Онлайн книга «Нью-Йорк 2140 »

Cтраница 73

Некоторые, несмотря на свои придурковатые наряды, переживают бури. Такие передвигаются по городу, засунув руки в карманы, потому что носить перчатки удосуживается лишь тот, кто работает на улице. Они пригибают свои непокрытые головы и спешат из одного здания в другое, охотясь за ирландским кофе, чтобы оживить свои пальцы и разогреться достаточно, чтобы перестать дрожать и набраться сил для дороги домой. Можно взять такси, но они, конечно, этого не делают: такси для туристов, тупых менеджеров или тех, кто конкретно напутал что-то в своем графике.

Гудзон в эти непогожие дни весь серый и изрезан пенистыми гребнями волн. И таким он останется, пока не замерзнет, под низкими облаками на угольном небе, подчеркнутом белыми снежинками, что кружатся перед каждым окном, а потом падают на улицы и сиюминутно тают. Выглянув из окна над шипящей батареей, сквозь решетки пожарных лестниц, можно увидеть крышки мусорных баков, которые белеют первыми, и улицы еще какое-то время просто усеяны белыми квадратиками или кружками; затем снег охлаждает землю настолько, что перестает таять, и все плоские поверхности быстро обращаются в белое. Город становится кружевом из вертикальных черных и горизонтальных белых линий, переплетенных вместе, баухаусовской [78] абстракцией самого себя, красивым, даже несмотря на то, что люди никогда не поднимали на эту красоту взгляда и одевались так нелепо, словно желали, чтобы каждая прогулка в магазин на углу становилась худшим путешествием в истории, но это удавалось лишь последним сумасбродам и неудачникам.

Потом, после бурь, в серебряном блеске поздней зимы, холод может заморозить все вокруг, превратив каналы и реки в большие белые полотна, а сам город – в ледяное изваяние самого себя. Затем неизбежно волшебная прохлада отступает, и внезапно приходит весна: все черные деревья обрастают зеленью, воздух становится чистым и вкусным, как вода. Вы пьете воздух, как воду, завороженно наблюдаете за этой зеленью; это может продлиться примерно неделю, а потом вас раздавит потрясающее лето с его резкими запахами и теплыми каналами, пахнущими, будто суп из сбитых на дороге животных. Вот почему жить на полпути между экватором и полюсом в восточной части крупного материка так хорошо – вы имеете максимально разнообразную погоду, всевозможную дрянь день за днем. Здесь и холод, как возле полюса, и жара, как в тропиках.
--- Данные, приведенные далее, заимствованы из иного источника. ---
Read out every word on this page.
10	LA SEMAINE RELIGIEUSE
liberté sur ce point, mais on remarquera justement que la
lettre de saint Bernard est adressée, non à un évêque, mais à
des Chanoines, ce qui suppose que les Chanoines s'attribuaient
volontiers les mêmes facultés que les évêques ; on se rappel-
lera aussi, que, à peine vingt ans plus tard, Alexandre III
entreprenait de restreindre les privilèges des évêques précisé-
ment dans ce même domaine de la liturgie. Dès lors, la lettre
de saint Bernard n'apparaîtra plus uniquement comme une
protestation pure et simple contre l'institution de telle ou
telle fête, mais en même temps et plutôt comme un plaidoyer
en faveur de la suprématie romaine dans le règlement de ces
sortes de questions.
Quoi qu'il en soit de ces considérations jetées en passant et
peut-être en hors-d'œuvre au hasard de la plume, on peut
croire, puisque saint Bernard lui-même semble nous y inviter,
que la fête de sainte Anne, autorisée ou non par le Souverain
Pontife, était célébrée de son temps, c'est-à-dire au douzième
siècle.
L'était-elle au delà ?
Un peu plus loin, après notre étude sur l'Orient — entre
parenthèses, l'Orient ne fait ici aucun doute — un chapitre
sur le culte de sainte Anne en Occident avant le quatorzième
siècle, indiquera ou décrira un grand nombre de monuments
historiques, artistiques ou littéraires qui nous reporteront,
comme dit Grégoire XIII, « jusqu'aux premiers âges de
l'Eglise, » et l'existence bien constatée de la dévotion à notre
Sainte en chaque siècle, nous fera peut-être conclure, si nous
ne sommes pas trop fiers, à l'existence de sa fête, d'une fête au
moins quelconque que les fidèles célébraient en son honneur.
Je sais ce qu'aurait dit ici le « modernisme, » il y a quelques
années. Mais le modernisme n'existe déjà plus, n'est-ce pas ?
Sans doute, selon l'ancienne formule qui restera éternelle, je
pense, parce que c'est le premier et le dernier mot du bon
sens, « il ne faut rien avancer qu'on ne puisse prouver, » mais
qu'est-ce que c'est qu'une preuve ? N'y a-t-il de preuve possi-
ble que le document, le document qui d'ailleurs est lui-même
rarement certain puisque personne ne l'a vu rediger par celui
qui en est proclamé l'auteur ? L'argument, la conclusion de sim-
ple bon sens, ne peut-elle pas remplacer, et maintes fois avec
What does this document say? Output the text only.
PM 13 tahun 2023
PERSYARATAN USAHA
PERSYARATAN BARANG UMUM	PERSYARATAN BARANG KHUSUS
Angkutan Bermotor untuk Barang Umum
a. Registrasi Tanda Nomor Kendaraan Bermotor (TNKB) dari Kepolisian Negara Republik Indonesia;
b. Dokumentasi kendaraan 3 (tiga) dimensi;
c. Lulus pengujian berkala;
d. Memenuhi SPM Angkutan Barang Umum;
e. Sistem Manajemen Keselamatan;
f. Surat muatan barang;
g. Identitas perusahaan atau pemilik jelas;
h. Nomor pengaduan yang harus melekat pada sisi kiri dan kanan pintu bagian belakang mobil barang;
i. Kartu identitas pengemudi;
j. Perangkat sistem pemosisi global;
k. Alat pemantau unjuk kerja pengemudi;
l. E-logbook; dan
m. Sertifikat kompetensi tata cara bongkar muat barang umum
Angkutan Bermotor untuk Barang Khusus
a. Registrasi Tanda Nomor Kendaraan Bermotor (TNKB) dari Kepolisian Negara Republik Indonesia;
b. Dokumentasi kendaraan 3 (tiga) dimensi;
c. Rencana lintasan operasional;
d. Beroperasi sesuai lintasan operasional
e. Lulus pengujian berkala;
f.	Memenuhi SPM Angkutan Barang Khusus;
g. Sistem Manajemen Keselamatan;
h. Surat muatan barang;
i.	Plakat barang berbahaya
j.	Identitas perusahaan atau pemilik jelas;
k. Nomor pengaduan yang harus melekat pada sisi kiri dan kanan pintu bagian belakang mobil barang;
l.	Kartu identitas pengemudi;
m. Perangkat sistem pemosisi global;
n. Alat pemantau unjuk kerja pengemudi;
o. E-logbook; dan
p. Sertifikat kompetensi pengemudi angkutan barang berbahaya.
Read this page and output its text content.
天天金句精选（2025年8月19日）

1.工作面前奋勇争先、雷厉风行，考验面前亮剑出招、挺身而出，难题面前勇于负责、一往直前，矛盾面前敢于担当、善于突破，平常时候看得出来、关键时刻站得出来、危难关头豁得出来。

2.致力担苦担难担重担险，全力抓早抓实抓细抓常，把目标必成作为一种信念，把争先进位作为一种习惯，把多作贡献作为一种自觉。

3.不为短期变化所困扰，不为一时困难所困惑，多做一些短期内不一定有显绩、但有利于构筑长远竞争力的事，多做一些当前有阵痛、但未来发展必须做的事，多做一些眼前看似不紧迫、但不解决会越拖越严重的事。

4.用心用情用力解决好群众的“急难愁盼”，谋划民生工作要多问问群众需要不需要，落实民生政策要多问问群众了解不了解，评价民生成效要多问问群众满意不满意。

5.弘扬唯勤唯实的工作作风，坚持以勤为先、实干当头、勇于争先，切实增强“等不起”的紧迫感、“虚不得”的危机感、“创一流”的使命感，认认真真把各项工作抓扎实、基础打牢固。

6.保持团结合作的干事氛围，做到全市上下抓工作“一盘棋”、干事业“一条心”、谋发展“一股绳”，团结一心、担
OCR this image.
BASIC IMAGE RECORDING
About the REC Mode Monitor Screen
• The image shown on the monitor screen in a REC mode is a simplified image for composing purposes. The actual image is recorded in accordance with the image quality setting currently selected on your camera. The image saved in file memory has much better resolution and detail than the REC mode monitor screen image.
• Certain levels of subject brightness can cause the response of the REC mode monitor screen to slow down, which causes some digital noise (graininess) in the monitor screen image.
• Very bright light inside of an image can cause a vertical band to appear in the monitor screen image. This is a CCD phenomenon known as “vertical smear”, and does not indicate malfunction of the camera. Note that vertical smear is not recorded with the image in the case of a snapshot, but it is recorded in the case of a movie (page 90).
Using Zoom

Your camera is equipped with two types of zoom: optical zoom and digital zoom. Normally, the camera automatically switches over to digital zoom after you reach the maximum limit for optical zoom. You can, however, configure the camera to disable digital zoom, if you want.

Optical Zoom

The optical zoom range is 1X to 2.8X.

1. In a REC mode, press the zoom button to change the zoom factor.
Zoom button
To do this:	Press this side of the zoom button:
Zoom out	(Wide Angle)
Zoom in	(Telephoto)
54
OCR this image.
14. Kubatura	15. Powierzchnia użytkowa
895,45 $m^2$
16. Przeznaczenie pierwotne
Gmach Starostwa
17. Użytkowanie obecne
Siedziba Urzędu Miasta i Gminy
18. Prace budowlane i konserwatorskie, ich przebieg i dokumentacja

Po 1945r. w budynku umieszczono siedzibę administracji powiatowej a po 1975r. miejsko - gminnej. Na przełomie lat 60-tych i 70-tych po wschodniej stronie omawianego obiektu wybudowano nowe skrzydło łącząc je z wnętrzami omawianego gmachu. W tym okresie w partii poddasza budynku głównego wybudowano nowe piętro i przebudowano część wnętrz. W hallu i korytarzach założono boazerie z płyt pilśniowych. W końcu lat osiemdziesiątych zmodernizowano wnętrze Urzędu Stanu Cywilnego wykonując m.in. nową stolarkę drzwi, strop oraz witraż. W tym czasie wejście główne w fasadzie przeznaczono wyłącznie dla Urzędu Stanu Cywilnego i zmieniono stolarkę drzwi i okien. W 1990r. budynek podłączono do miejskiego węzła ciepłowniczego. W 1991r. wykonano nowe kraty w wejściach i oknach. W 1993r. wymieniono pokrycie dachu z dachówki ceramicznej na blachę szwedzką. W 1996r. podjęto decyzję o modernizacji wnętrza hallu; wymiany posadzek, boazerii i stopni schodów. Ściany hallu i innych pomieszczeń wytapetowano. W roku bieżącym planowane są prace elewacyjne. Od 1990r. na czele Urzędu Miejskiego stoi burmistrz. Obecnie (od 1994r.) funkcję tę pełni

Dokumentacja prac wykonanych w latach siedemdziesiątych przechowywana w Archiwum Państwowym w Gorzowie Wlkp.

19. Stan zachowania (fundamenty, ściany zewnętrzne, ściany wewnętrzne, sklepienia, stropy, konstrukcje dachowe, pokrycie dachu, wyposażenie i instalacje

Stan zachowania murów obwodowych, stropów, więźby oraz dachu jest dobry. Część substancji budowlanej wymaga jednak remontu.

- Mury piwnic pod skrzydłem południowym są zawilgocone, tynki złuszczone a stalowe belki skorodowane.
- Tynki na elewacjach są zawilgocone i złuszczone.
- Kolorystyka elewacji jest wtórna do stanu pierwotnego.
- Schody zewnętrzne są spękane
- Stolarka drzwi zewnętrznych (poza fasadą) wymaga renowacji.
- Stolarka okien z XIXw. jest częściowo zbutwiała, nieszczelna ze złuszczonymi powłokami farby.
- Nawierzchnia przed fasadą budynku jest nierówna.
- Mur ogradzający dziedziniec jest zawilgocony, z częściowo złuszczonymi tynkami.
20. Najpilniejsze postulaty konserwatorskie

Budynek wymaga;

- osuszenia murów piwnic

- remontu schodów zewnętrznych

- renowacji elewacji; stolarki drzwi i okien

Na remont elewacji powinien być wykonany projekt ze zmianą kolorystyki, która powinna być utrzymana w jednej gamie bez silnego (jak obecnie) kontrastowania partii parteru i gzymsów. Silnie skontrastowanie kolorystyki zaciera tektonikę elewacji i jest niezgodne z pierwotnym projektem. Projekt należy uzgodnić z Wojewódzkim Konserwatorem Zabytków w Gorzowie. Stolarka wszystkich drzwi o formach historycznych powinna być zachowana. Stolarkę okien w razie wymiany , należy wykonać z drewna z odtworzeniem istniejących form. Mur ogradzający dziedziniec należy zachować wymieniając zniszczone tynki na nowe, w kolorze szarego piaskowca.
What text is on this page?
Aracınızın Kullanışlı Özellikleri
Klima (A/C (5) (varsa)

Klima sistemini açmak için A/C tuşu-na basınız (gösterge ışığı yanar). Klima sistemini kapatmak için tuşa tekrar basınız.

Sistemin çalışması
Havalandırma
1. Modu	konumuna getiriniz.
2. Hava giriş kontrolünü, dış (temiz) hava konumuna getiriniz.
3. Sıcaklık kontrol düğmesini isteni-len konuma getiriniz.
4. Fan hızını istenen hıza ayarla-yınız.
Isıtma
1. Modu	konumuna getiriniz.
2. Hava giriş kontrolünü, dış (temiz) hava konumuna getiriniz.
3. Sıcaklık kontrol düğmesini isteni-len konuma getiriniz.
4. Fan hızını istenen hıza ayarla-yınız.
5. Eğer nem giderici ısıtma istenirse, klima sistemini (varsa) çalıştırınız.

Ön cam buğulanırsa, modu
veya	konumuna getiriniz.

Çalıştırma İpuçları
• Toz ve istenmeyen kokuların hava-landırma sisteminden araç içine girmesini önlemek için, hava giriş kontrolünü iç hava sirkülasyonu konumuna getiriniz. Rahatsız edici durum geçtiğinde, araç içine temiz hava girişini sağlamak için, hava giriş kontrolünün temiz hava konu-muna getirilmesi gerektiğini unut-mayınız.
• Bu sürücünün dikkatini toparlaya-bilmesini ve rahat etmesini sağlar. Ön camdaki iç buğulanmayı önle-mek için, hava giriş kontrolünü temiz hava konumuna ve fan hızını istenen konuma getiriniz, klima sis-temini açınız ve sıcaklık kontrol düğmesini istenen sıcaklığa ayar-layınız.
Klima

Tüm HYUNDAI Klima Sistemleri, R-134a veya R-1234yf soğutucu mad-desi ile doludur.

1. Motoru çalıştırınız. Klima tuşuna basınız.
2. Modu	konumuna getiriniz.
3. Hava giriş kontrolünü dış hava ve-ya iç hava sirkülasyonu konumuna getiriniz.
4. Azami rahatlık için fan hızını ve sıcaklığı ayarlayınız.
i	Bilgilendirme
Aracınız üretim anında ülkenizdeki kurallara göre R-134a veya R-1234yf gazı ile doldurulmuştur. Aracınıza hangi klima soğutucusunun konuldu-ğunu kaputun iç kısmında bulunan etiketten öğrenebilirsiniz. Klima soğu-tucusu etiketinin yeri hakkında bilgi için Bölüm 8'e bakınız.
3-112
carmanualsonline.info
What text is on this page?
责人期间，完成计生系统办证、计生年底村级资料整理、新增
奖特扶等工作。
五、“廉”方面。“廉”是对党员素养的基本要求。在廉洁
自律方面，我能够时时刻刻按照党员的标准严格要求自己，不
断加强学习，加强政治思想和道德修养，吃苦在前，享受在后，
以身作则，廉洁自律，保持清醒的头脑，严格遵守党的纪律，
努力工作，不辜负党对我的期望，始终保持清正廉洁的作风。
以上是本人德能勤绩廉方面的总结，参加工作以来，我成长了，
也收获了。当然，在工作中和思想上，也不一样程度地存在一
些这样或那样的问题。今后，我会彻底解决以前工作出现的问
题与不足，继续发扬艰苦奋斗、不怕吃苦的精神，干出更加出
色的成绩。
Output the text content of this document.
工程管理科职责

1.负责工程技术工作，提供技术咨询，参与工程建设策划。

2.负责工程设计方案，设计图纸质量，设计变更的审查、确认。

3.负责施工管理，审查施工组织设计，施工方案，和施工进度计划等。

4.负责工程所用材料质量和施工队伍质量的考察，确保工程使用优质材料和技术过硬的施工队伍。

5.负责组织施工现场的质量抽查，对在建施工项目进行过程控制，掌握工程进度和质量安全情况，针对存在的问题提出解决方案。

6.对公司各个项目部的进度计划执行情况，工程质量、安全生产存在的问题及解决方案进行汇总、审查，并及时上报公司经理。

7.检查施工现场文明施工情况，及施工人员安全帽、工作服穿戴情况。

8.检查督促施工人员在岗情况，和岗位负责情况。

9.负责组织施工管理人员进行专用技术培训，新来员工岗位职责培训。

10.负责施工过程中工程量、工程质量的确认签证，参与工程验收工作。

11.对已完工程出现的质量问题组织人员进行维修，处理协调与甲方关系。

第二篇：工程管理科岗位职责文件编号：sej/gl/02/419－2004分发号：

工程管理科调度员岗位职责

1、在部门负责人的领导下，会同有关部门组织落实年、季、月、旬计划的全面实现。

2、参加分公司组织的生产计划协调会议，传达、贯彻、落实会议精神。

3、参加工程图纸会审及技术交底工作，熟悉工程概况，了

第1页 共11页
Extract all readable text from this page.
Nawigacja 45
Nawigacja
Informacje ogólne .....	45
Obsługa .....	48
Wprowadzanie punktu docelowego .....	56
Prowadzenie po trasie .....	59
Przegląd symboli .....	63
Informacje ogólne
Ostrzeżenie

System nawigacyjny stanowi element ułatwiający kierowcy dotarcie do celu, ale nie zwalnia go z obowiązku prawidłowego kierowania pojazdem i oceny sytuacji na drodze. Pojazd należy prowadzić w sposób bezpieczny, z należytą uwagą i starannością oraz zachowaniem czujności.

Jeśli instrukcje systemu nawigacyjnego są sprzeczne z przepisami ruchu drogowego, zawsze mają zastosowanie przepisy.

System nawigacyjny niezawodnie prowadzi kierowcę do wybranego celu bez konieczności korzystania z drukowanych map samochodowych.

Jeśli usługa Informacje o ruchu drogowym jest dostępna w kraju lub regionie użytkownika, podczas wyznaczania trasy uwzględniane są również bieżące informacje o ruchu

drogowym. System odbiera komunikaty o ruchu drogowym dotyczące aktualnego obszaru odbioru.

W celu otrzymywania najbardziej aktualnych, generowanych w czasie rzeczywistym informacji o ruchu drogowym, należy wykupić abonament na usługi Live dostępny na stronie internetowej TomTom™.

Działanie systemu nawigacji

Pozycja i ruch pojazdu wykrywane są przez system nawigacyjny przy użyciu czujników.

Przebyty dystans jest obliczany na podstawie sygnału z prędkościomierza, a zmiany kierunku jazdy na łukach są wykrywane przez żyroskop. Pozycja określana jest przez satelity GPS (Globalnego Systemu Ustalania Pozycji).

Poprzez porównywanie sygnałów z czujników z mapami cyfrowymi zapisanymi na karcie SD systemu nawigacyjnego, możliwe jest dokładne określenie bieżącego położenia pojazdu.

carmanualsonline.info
В каждом глотке воды – холера, в каждой царапине – гангрена, и москиты пищат, будто крошечные дроны, созданные неким злобным гением, решившим стереть человеческую расу с лица земли. Вы молите зиму вернуться, но она не слушает.

Потом наступают дни, когда грозовые фронты, тяжелые, как свинец, вырастают до того, что даже сверхнебоскребы кажутся маленькими, и из днищ этих семидесятитысячефутовых громадин выпадают дождевые капли, здоровенные, как обеденные тарелки, и по поверхностям каналов расходится рябь, воздух охлаждается, и все снова возвращается к обычной зловонной сырости, нелепой, преступной сырости, а воздух становится таким горячим, что асфальт плавится и потоки тепла восходят по всему городу, будто дым над барбекю.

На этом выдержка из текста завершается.